From an IT security controls or compliance person, these are good passwords that meet policy requirements. From a red teamer perspective, these are all very weak passwords.

From our experience, at least 70% of all passwords within an organisation are similarly weak passwords that nonetheless comply with password policies.

The problem could be addressed by increasing the complexity required by password policies. However, this would likely increase users’ frustration while not necessarily making life harder for an attacker.

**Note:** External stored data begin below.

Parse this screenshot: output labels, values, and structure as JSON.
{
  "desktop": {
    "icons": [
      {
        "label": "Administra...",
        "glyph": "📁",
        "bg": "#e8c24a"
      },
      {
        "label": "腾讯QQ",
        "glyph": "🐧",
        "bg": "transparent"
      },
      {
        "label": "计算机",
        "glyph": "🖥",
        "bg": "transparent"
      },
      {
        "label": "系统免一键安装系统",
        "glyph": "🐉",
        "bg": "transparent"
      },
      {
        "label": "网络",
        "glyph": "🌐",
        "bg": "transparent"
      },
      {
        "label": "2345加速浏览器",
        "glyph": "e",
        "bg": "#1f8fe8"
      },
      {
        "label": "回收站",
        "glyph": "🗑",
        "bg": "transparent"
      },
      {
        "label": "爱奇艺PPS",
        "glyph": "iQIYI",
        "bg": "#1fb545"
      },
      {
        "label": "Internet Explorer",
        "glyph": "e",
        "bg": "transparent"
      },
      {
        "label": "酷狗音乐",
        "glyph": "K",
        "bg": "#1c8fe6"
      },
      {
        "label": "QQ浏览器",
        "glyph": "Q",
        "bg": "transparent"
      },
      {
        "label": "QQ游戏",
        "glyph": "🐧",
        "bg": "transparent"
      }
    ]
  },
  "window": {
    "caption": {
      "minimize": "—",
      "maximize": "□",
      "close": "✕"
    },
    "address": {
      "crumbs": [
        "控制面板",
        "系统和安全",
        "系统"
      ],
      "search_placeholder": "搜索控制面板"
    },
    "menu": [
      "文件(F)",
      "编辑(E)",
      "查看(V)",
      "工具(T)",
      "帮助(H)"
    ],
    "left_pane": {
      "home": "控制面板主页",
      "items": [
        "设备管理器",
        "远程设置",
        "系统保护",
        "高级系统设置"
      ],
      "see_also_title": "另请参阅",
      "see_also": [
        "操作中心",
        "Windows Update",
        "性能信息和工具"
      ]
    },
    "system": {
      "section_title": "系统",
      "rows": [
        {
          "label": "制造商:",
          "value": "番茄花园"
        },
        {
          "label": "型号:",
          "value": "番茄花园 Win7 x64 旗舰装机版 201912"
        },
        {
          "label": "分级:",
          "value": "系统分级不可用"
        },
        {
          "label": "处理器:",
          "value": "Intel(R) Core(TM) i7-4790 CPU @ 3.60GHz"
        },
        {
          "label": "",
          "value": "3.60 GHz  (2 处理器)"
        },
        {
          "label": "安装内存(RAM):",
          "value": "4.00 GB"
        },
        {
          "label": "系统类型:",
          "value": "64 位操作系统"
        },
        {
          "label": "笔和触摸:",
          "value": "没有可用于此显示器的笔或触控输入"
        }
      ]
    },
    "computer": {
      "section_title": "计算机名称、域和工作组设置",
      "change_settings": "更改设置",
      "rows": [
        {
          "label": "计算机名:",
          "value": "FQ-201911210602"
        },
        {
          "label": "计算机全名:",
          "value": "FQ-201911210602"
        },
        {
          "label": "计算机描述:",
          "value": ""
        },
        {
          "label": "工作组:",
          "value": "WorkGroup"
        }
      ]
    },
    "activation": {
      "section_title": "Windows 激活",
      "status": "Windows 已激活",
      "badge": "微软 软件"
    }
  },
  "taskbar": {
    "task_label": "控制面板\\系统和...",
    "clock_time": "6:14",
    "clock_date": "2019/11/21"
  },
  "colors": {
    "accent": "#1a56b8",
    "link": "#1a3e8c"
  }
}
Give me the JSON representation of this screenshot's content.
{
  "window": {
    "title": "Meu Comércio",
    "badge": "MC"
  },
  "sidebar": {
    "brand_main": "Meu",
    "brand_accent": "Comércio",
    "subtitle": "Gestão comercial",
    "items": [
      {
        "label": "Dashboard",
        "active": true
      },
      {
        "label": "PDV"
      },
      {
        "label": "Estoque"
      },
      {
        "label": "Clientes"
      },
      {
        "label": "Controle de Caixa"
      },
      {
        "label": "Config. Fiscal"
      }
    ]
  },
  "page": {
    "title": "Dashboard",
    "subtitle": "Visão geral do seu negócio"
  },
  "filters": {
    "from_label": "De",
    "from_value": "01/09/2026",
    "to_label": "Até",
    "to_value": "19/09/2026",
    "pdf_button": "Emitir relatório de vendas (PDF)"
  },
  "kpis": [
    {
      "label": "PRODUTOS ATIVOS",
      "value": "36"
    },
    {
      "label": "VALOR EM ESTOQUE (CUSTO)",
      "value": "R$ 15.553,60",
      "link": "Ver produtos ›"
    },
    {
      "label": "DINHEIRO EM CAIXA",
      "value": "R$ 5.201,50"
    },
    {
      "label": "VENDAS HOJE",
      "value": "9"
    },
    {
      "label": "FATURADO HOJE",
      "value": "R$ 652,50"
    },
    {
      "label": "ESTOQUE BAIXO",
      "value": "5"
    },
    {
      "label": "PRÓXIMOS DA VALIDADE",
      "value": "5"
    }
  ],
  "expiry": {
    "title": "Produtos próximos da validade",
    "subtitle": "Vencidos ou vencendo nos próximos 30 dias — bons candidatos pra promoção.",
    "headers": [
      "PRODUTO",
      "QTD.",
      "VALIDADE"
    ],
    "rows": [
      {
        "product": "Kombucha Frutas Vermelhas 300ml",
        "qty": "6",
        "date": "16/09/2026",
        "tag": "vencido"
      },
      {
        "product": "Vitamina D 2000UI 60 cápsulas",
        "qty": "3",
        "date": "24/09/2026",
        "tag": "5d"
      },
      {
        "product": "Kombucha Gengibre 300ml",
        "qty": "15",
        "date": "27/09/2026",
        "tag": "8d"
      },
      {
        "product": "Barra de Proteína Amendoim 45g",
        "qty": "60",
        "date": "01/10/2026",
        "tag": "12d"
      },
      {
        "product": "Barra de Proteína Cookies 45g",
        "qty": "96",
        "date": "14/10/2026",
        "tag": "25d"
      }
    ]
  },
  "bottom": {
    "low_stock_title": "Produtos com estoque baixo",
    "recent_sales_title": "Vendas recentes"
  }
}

To ensure that systems are secured with stronger passwords, organisations need a solution that takes into considerations real world scenarios. Consider a password audit exercise, which checks your users’ new and existing passwords against a list of:  

  • Known passwords from leaked data breaches
  • Most commonly used passwords
  • Passwords that contain references to the organisation, username, etc.

Fortunately for Windows users, such a functionality is provided with an Azure AD subscription.

For companies that do not use Azure AD, DarkLab also offers a solution with similar functionalities that relies on password blacklists from our Threat Intelligence practice.

Whatever solutions you choose, remember the key concepts we went through:

  • Longer is not always better
  • PINs are better than passwords
  • Passwordless solutions must be correctly implemented
  • Perform a password audit by checking your passwords against a blacklist, without adding unnecessary complexity!